En commençant à travailler chez Solidarité Femmes, Nathalie s’est retrouvée directement confrontée aux conséquences de la violence conjugale. Elle a découvert l’ampleur du phénomène et l’extrême nécessité de structures d’hébergement comme la nôtre. Son bureau se trouve au refuge, mais à l’étage. Elle n’a que peu de contacts avec les femmes hébergées. Mais il serait toutefois difficile pour elle de fermer les yeux sur les traces visibles laissées sur les visages et les corps des femmes qui arrivent en urgence au refuge.
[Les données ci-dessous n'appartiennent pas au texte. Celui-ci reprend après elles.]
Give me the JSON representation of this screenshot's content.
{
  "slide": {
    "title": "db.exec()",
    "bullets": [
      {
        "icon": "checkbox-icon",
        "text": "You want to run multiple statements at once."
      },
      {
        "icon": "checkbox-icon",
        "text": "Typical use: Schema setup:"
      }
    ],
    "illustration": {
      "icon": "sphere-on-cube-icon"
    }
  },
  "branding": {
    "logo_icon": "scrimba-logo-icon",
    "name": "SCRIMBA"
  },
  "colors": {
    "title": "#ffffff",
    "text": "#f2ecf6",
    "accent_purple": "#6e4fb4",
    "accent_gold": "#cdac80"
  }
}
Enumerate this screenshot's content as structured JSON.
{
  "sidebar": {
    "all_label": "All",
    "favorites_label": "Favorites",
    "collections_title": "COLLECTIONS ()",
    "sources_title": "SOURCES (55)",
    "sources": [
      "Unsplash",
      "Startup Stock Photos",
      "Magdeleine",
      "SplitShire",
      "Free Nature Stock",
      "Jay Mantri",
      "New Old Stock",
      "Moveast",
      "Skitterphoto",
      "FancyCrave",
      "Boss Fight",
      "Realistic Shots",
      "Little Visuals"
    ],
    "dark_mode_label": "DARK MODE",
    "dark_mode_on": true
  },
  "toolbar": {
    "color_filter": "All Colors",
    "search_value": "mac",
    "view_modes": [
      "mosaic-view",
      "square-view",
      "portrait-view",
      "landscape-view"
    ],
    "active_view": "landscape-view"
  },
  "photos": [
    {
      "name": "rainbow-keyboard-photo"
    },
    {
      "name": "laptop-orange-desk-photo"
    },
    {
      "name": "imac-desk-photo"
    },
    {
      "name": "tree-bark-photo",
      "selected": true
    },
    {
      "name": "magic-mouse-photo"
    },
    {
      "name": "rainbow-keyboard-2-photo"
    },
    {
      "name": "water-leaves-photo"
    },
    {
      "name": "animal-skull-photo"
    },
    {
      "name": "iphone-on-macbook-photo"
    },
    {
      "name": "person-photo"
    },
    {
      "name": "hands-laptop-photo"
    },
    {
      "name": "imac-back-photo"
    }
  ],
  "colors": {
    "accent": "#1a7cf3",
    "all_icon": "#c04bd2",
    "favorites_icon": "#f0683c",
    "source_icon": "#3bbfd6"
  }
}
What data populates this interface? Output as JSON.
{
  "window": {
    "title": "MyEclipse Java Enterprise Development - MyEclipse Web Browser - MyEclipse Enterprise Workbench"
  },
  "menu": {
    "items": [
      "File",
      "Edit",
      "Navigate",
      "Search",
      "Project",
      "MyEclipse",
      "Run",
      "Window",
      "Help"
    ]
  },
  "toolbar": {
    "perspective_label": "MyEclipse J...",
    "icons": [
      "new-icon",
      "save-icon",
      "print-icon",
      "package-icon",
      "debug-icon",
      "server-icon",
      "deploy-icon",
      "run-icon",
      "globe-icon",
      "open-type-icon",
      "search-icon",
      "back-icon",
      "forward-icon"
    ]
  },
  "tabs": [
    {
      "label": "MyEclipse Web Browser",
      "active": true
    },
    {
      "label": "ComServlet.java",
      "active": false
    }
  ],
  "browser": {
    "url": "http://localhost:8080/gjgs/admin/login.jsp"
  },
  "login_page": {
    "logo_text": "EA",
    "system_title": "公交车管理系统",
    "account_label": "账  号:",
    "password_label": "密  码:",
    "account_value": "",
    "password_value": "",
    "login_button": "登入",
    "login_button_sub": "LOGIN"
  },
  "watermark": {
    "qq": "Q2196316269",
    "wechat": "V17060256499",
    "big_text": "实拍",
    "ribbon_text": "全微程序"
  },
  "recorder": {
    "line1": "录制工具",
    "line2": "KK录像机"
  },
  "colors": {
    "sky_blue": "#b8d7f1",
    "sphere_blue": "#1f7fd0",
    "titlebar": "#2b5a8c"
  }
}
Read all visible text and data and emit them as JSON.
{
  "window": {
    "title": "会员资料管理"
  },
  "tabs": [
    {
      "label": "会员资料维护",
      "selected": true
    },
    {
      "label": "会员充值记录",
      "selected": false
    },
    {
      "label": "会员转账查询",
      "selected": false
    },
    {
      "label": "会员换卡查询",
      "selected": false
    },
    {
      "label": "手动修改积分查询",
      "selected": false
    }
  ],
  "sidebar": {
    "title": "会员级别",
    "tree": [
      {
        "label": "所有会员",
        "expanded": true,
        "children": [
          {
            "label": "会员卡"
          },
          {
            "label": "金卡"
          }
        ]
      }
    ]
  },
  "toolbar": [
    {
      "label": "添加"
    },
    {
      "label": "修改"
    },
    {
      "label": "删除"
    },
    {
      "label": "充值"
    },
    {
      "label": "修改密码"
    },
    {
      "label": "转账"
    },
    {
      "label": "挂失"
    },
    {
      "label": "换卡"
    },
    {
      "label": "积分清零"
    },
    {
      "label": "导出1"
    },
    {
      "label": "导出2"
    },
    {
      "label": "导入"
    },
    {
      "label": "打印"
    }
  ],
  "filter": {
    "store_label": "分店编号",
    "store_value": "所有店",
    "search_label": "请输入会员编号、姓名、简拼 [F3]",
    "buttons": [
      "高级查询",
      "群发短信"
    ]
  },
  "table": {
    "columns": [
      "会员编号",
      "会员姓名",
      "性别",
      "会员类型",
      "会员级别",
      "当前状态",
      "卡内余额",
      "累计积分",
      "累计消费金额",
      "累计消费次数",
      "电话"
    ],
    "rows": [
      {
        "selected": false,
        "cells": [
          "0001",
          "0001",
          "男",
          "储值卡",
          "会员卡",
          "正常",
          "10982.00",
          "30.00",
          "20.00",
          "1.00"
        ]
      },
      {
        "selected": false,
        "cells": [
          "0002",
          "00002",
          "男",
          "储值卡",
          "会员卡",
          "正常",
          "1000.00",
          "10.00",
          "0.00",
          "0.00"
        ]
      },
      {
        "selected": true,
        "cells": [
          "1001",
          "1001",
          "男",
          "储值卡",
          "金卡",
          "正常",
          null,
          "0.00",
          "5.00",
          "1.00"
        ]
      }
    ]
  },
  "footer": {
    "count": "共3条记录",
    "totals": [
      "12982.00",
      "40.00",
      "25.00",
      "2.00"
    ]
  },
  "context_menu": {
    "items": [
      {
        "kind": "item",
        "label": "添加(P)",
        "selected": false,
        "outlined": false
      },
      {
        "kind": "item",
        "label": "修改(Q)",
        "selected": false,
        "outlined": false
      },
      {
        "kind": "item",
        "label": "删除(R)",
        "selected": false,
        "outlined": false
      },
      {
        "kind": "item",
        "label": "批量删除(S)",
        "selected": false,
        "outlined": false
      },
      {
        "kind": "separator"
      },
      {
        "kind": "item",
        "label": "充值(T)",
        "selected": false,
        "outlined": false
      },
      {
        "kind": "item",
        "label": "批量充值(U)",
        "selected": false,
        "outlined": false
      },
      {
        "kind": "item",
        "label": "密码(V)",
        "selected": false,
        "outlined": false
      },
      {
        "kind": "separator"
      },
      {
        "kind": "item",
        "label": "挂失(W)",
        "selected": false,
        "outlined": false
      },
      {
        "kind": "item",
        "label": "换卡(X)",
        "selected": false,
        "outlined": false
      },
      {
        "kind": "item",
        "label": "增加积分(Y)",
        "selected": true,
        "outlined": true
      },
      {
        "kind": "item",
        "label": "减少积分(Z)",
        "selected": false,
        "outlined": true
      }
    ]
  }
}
Comme il serait difficile de faire la sourde oreille aux récits de leurs histoires de violences qu’elle entend parfois quand les portes des bureaux de Sandrine et Eloise sont ouvertes. Face à la gentillesse et à la générosité de F. qui avait pris l’habitude de préparer le thé et d’en proposer aux membres du personnel, comment rester de marbre en pensant à ce qu’elle a traversé ? Un souvenir douloureux et teinté d’amertume remonte à la surface. Nathalie se souvient d’une dame hébergée au refuge il y a quelques années. La dame avait informé les travailleuses du sort qui lui serait réservé si son mari la retrouvait. Ce dernier avait été avec elle on ne peut plus clair. Bien sûr, la police avait été avertie. La dame, au bout de quelques temps, a quitté le refuge. On n’a plus entendu parler d’elle. Et un jour, la nouvelle atroce de son assassinat, dans les conditions précises qu’elle avait décrites, est arrivée jusqu’au refuge. C’est un grand sentiment d’injustice qui l’a envahie alors et dont elle ne s’est pas délivrée.

L’espoir d’un monde plus équitable

Nathalie, malgré tout, aime son travail. Parmi les deux petits garçons qui ont occupé à temps plein la maman au foyer passionnée de chiffres qu’elle était, il y avait Dylan, qui a travaillé pendant quatre ans en tant qu’éducateur chez Solidarité Femmes et a donc, pendant plusieurs années, été son collègue. Doit-on y voir un clin d’œil du Destin ?

Quand je questionne Nathalie sur son féminisme, elle me dit qu’elle ne se sent pas militante. Mais elle croit profondément que le respect et la liberté devraient être garantis pour chaque femme. Plus que l’égalité, elle met en avant le concept d’équité qui garantit aux individus un traitement juste. Et c’est vrai : l’égalité peut être un leurre quand elle se borne à ignorer les différences.